48The development of fully agropastoral societies in Europe is not the result of the evolution of the first neolithicised societies, whether Impressa-Cardial or Linear Pottery, but the result of the spread of a societal standard or norm. Faster in their initial expansion, due to their less constraining character, the first Neolithic societies of western Europe had the weakness of being less complete, less perfect from a Neolithic viewpoint, and were prey to increasing social competition and sometimes deadly conflict, which made them less desirable over time. Village society on the other hand had the distinct advantage of extreme coherence.

49Within these three types of societies, the household is of variable importance, but is never the central element in the organization of a community. Even within the Linear Pottery culture, where differences between households can be seen within the same village, the autonomy of each domestic unit is limited by respect for community standards and the importance of interaction between the components of the village, and between nearby and complementary villages.

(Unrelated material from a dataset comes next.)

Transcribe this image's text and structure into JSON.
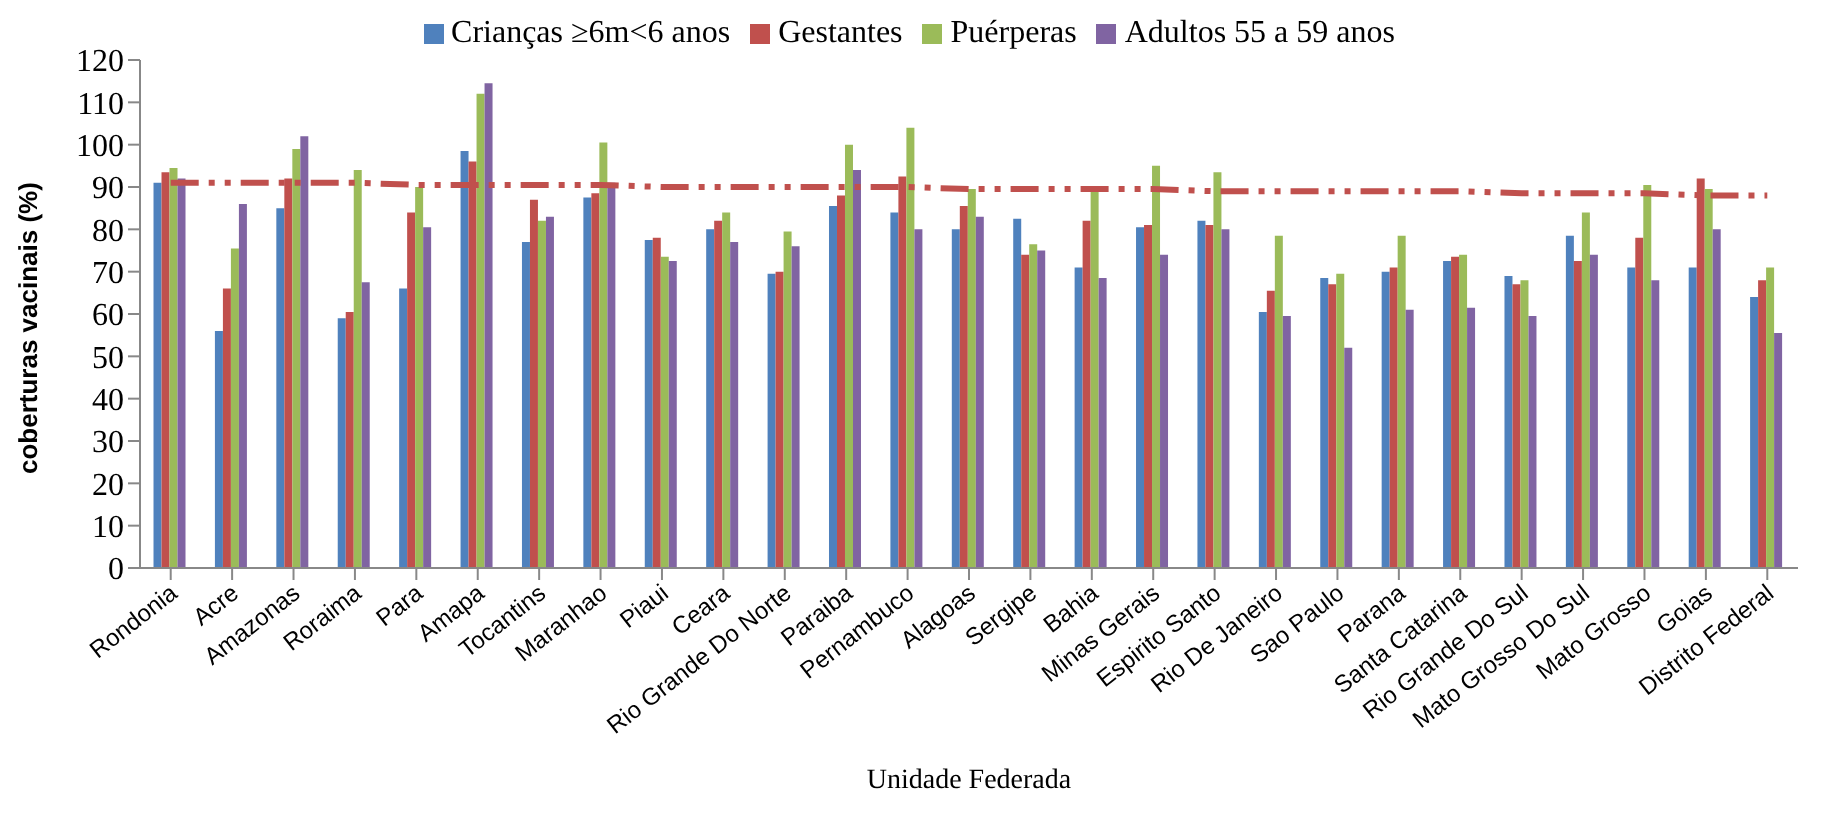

50It is ultimately only very late in the Neolithic that the household will grow in importance in the organization of society. Starting around 4100-4000 cal BC in the north of Europe, and from 3700 cal BC along the Mediterranean coast, a new model of society begins to develop that is centered on the exploitation of smaller territories. Although trade does not stop, it covers a smaller range of objects and is carried out on smaller scales. Villages are more independent of each other and households have more autonomy in how they are supplied. This stronger anchor or attachment to the territory is the mark of Neolithic societies that can now be qualified as peasant societies and for whom the household becomes a relevant lens for analysis.

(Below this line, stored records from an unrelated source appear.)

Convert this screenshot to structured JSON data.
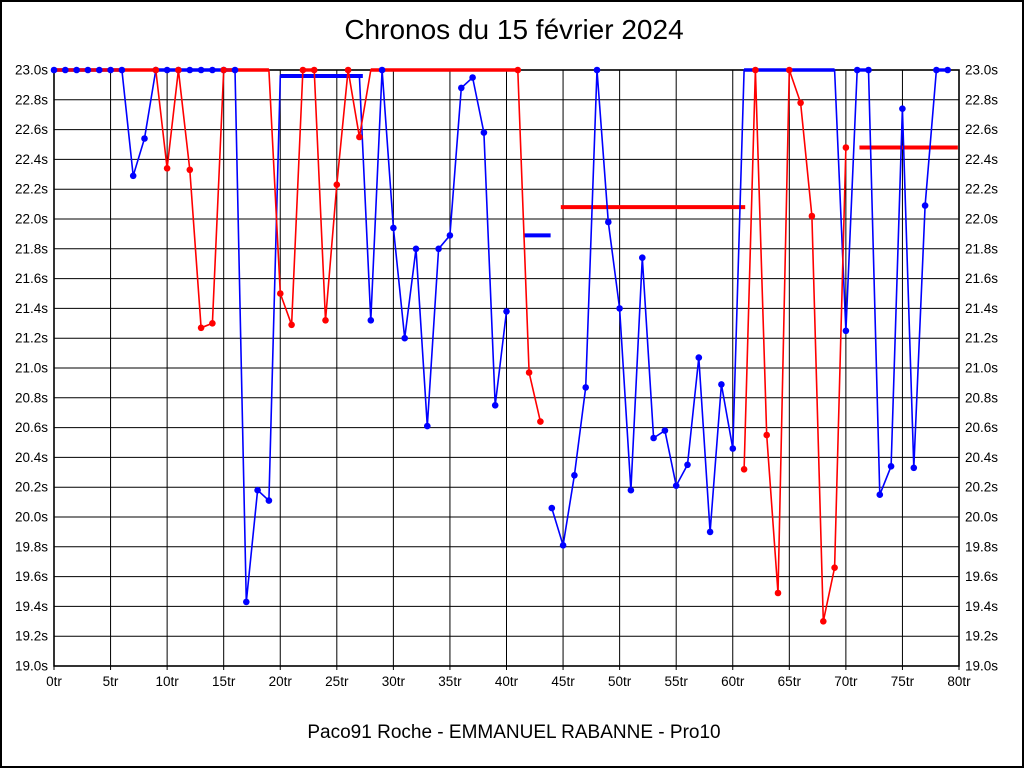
{
  "chart_data": {
    "type": "line",
    "title": "Chronos du 15 février 2024",
    "caption": "Paco91 Roche - EMMANUEL RABANNE - Pro10",
    "x_axis": {
      "min": 0,
      "max": 80,
      "gridline_step": 5,
      "unit": "tr",
      "tick_labels": [
        "0tr",
        "5tr",
        "10tr",
        "15tr",
        "20tr",
        "25tr",
        "30tr",
        "35tr",
        "40tr",
        "45tr",
        "50tr",
        "55tr",
        "60tr",
        "65tr",
        "70tr",
        "75tr",
        "80tr"
      ]
    },
    "y_axis": {
      "min": 19.0,
      "max": 23.0,
      "gridline_step": 0.2,
      "unit": "s",
      "labels_on_both_sides": true,
      "tick_labels": [
        "23.0s",
        "22.8s",
        "22.6s",
        "22.4s",
        "22.2s",
        "22.0s",
        "21.8s",
        "21.6s",
        "21.4s",
        "21.2s",
        "21.0s",
        "20.8s",
        "20.6s",
        "20.4s",
        "20.2s",
        "20.0s",
        "19.8s",
        "19.6s",
        "19.4s",
        "19.2s",
        "19.0s"
      ]
    },
    "grid": true,
    "clip_value": 23.0,
    "series": [
      {
        "name": "blue",
        "color": "#0000ff",
        "values": [
          23,
          23,
          23,
          23,
          23,
          23,
          23,
          22.29,
          22.54,
          23,
          23,
          23,
          23,
          23,
          23,
          23,
          23,
          19.43,
          20.18,
          20.11,
          22.96,
          22.96,
          22.96,
          22.96,
          22.96,
          22.96,
          22.96,
          22.96,
          21.32,
          23,
          21.94,
          21.2,
          21.8,
          20.61,
          21.8,
          21.89,
          22.88,
          22.95,
          22.58,
          20.75,
          21.38,
          null,
          null,
          null,
          20.06,
          19.81,
          20.28,
          20.87,
          23,
          21.98,
          21.4,
          20.18,
          21.74,
          20.53,
          20.58,
          20.21,
          20.35,
          21.07,
          19.9,
          20.89,
          20.46,
          23,
          23,
          23,
          23,
          23,
          23,
          23,
          23,
          23,
          21.25,
          23,
          23,
          20.15,
          20.34,
          22.74,
          20.33,
          22.09,
          23,
          23
        ],
        "no_dot_ranges": [
          [
            20,
            27
          ],
          [
            61,
            69
          ]
        ]
      },
      {
        "name": "red",
        "color": "#ff0000",
        "values": [
          23,
          23,
          23,
          23,
          23,
          23,
          23,
          23,
          23,
          23,
          22.34,
          23,
          22.33,
          21.27,
          21.3,
          23,
          23,
          23,
          23,
          23,
          21.5,
          21.29,
          23,
          23,
          21.32,
          22.23,
          23,
          22.55,
          23,
          23,
          23,
          23,
          23,
          23,
          23,
          23,
          23,
          23,
          23,
          23,
          23,
          23,
          20.97,
          20.64,
          null,
          null,
          null,
          null,
          null,
          null,
          null,
          null,
          null,
          null,
          null,
          null,
          null,
          null,
          null,
          null,
          null,
          20.32,
          23,
          20.55,
          19.49,
          23,
          22.78,
          22.02,
          19.3,
          19.66,
          22.48,
          null,
          null,
          null,
          null,
          null,
          null,
          null,
          null,
          null
        ],
        "no_dot_ranges": [
          [
            0,
            8
          ],
          [
            16,
            19
          ],
          [
            28,
            40
          ]
        ]
      }
    ],
    "ref_segments": [
      {
        "series": "blue",
        "from_lap": 20.0,
        "to_lap": 27.3,
        "time": 22.96
      },
      {
        "series": "blue",
        "from_lap": 41.5,
        "to_lap": 43.9,
        "time": 21.89
      },
      {
        "series": "red",
        "from_lap": 44.8,
        "to_lap": 61.1,
        "time": 22.08
      },
      {
        "series": "red",
        "from_lap": 71.2,
        "to_lap": 79.9,
        "time": 22.48
      }
    ]
  }
}
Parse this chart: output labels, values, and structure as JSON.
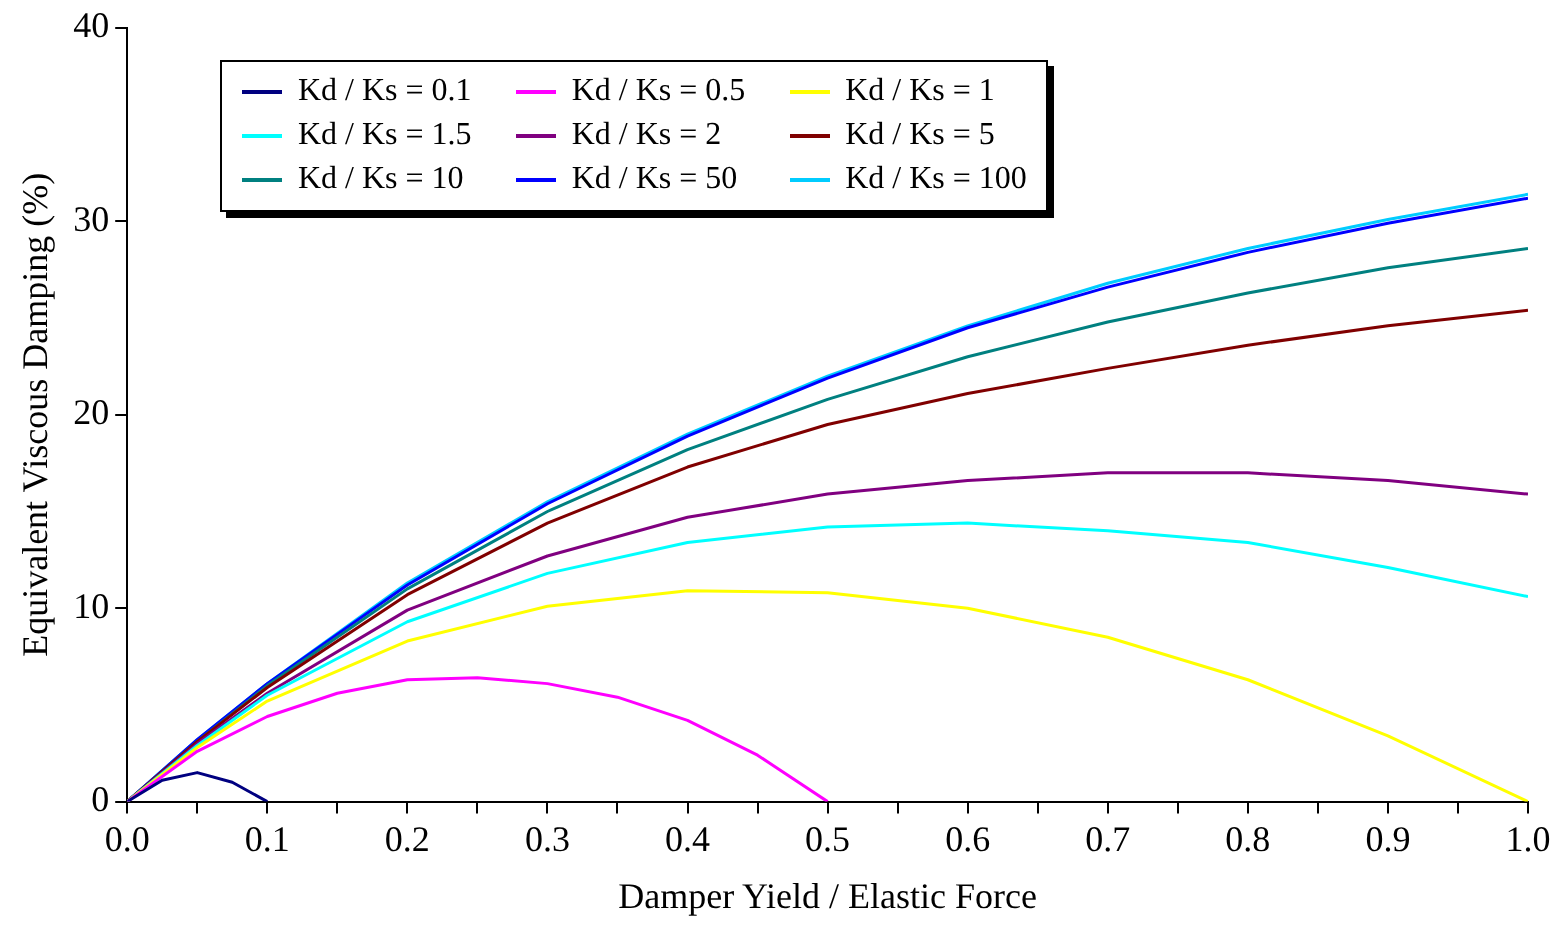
{
  "chart_data": {
    "type": "line",
    "xlabel": "Damper Yield / Elastic Force",
    "ylabel": "Equivalent Viscous Damping (%)",
    "xlim": [
      0,
      1
    ],
    "ylim": [
      0,
      40
    ],
    "xticks": [
      {
        "value": 0,
        "label": "0.0"
      },
      {
        "value": 0.05,
        "label": null
      },
      0.1,
      {
        "value": 0.15,
        "label": null
      },
      0.2,
      {
        "value": 0.25,
        "label": null
      },
      0.3,
      {
        "value": 0.35,
        "label": null
      },
      0.4,
      {
        "value": 0.45,
        "label": null
      },
      0.5,
      {
        "value": 0.55,
        "label": null
      },
      0.6,
      {
        "value": 0.65,
        "label": null
      },
      0.7,
      {
        "value": 0.75,
        "label": null
      },
      0.8,
      {
        "value": 0.85,
        "label": null
      },
      0.9,
      {
        "value": 0.95,
        "label": null
      },
      {
        "value": 1,
        "label": "1.0"
      }
    ],
    "yticks": [
      0,
      10,
      20,
      30,
      40
    ],
    "grid": false,
    "legend": "top left",
    "marker": "none",
    "line_style": "solid",
    "series": [
      {
        "name": "Kd / Ks = 0.1",
        "color": "#000080",
        "x": [
          0,
          0.025,
          0.05,
          0.075,
          0.1
        ],
        "values": [
          0,
          1.1,
          1.5,
          1.0,
          0
        ]
      },
      {
        "name": "Kd / Ks = 0.5",
        "color": "#ff00ff",
        "x": [
          0,
          0.05,
          0.1,
          0.15,
          0.2,
          0.25,
          0.3,
          0.35,
          0.4,
          0.45,
          0.5
        ],
        "values": [
          0,
          2.6,
          4.4,
          5.6,
          6.3,
          6.4,
          6.1,
          5.4,
          4.2,
          2.4,
          0
        ]
      },
      {
        "name": "Kd / Ks = 1",
        "color": "#ffff00",
        "x": [
          0,
          0.05,
          0.1,
          0.2,
          0.3,
          0.4,
          0.5,
          0.6,
          0.7,
          0.8,
          0.9,
          1
        ],
        "values": [
          0,
          2.8,
          5.2,
          8.3,
          10.1,
          10.9,
          10.8,
          10.0,
          8.5,
          6.3,
          3.4,
          0
        ]
      },
      {
        "name": "Kd / Ks = 1.5",
        "color": "#00ffff",
        "x": [
          0,
          0.05,
          0.1,
          0.2,
          0.3,
          0.4,
          0.5,
          0.6,
          0.7,
          0.8,
          0.9,
          1
        ],
        "values": [
          0,
          2.9,
          5.5,
          9.3,
          11.8,
          13.4,
          14.2,
          14.4,
          14.0,
          13.4,
          12.1,
          10.6
        ]
      },
      {
        "name": "Kd / Ks = 2",
        "color": "#800080",
        "x": [
          0,
          0.05,
          0.1,
          0.2,
          0.3,
          0.4,
          0.5,
          0.6,
          0.7,
          0.8,
          0.9,
          1
        ],
        "values": [
          0,
          3.0,
          5.6,
          9.9,
          12.7,
          14.7,
          15.9,
          16.6,
          17.0,
          17.0,
          16.6,
          15.9
        ]
      },
      {
        "name": "Kd / Ks = 5",
        "color": "#800000",
        "x": [
          0,
          0.05,
          0.1,
          0.2,
          0.3,
          0.4,
          0.5,
          0.6,
          0.7,
          0.8,
          0.9,
          1
        ],
        "values": [
          0,
          3.1,
          5.9,
          10.7,
          14.4,
          17.3,
          19.5,
          21.1,
          22.4,
          23.6,
          24.6,
          25.4
        ]
      },
      {
        "name": "Kd / Ks = 10",
        "color": "#008080",
        "x": [
          0,
          0.05,
          0.1,
          0.2,
          0.3,
          0.4,
          0.5,
          0.6,
          0.7,
          0.8,
          0.9,
          1
        ],
        "values": [
          0,
          3.1,
          6.0,
          11.0,
          15.0,
          18.2,
          20.8,
          23.0,
          24.8,
          26.3,
          27.6,
          28.6
        ]
      },
      {
        "name": "Kd / Ks = 50",
        "color": "#0000ff",
        "x": [
          0,
          0.05,
          0.1,
          0.2,
          0.3,
          0.4,
          0.5,
          0.6,
          0.7,
          0.8,
          0.9,
          1
        ],
        "values": [
          0,
          3.2,
          6.1,
          11.2,
          15.4,
          18.9,
          21.9,
          24.5,
          26.6,
          28.4,
          29.9,
          31.2
        ]
      },
      {
        "name": "Kd / Ks = 100",
        "color": "#00ccff",
        "x": [
          0,
          0.05,
          0.1,
          0.2,
          0.3,
          0.4,
          0.5,
          0.6,
          0.7,
          0.8,
          0.9,
          1
        ],
        "values": [
          0,
          3.2,
          6.1,
          11.3,
          15.5,
          19.0,
          22.0,
          24.6,
          26.8,
          28.6,
          30.1,
          31.4
        ]
      }
    ]
  }
}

What made the first villages possible answer choices?

The earliest villages were built where wild grains and large wild animals that ate these wild grains were abundant. By settling in permanent communities, early villagers could get food more efficiently than hunter-gatherers.

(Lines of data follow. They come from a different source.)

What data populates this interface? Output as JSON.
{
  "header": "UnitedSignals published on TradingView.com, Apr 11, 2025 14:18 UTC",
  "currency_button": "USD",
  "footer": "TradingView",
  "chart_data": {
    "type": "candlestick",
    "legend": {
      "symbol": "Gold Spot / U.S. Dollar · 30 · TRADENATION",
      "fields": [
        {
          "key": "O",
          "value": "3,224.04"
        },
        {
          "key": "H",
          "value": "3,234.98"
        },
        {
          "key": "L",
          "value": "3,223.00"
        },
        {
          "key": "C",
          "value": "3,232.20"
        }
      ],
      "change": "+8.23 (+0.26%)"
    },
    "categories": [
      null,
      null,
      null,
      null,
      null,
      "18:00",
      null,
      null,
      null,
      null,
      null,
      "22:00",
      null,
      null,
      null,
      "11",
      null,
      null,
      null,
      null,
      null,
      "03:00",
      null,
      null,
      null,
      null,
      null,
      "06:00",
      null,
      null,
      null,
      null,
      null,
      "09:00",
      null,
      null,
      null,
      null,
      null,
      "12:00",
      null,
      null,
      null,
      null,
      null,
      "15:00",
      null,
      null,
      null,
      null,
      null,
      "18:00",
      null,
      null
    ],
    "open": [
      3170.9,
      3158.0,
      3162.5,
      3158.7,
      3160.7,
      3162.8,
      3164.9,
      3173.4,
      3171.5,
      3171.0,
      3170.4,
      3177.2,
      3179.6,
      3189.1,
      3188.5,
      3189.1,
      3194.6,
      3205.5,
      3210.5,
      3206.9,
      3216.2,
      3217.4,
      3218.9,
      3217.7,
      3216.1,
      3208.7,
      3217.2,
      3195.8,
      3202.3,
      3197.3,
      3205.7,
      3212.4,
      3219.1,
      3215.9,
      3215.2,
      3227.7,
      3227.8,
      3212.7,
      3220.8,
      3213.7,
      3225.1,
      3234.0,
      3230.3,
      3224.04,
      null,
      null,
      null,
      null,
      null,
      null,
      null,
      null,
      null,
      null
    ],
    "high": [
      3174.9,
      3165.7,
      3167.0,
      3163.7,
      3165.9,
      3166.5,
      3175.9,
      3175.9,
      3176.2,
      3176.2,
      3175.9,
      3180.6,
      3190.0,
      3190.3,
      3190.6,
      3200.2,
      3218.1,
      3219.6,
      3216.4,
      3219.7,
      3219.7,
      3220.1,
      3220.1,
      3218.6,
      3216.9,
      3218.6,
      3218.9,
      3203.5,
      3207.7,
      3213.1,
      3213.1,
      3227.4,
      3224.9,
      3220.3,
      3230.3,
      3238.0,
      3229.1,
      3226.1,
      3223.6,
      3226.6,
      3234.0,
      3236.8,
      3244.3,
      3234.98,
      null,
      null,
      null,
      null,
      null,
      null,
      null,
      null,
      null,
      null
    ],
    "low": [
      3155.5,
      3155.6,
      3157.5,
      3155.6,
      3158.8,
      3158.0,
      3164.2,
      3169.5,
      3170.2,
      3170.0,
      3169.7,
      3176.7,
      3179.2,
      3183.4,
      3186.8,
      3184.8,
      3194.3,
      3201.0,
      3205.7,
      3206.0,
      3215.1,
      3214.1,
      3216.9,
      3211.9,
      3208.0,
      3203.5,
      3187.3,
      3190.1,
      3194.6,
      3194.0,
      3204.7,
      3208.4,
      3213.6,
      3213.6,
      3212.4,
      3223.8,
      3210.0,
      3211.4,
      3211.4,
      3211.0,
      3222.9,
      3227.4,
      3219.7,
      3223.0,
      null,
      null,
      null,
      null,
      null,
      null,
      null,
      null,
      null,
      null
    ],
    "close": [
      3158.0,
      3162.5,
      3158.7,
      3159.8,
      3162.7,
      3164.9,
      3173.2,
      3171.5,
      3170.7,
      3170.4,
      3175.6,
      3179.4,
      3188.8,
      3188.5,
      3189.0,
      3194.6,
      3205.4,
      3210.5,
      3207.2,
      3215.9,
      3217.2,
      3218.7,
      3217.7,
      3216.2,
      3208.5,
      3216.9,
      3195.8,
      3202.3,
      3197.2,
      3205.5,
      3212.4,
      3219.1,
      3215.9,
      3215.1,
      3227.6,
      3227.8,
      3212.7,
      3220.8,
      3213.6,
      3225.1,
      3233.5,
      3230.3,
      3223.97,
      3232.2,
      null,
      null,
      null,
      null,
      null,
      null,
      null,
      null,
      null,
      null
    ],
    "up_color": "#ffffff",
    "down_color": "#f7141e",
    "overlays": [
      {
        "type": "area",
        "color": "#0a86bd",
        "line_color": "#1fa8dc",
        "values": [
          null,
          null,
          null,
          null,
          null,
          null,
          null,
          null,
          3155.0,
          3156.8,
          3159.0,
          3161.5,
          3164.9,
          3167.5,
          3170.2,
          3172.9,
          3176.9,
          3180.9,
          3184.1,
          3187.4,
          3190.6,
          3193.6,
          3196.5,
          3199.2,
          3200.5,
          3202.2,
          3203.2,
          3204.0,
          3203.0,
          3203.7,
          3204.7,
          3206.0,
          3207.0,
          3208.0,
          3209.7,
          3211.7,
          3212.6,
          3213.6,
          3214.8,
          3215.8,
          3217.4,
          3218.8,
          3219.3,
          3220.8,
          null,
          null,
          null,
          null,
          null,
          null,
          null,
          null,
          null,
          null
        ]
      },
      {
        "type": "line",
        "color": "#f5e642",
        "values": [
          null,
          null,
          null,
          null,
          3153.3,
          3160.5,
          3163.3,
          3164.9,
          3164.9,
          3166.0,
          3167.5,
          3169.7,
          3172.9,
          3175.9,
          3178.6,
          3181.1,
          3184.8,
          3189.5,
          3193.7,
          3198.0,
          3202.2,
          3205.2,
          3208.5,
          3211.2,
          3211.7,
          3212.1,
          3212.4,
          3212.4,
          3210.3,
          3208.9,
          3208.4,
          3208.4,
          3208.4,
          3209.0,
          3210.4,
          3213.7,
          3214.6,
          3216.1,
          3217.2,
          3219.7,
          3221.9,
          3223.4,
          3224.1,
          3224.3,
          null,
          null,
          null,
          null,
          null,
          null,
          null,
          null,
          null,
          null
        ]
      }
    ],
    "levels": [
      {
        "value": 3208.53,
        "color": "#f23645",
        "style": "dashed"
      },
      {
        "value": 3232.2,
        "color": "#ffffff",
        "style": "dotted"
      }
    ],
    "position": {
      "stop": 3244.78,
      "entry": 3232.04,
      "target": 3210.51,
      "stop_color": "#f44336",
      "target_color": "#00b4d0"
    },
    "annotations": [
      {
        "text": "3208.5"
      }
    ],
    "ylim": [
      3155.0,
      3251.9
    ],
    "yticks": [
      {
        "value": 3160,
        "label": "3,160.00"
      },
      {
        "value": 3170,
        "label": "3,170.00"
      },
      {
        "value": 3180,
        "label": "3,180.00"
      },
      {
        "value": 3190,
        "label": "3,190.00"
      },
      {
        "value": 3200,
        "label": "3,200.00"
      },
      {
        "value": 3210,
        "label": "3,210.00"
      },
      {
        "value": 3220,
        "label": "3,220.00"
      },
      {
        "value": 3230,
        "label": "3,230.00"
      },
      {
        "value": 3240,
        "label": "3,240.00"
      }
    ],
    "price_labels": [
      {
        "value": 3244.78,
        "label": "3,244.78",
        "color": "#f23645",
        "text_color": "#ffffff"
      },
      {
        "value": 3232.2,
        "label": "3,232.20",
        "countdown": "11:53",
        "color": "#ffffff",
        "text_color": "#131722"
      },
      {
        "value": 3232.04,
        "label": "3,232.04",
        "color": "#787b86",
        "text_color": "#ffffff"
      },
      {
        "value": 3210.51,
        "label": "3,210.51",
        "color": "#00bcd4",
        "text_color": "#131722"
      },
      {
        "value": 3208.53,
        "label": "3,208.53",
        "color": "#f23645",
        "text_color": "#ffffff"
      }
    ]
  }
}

What was the first village?

Approximately 25,000 years ago, during the Upper Paleolithic period of the Stone Age, a small settlement of mammoth hunters consisting of huts built with rocks and mammoth bones was founded on the site of what is now Dolní Věstonice. This is the oldest permanent human settlement that has ever been found.

When did humans first make villages?

The Neolithic Period (10,000-4500 BC)

Where did villages emerge during the agricultural revolution?

Beginnings in the Levant Agriculture appeared first in Southwest Asia about 2,000 years later, around 10,000–9,000 years ago. The region was the centre of domestication for three cereals (einkorn wheat, emmer wheat and barley), four legumes (lentil, pea, bitter vetch and chickpea), and flax.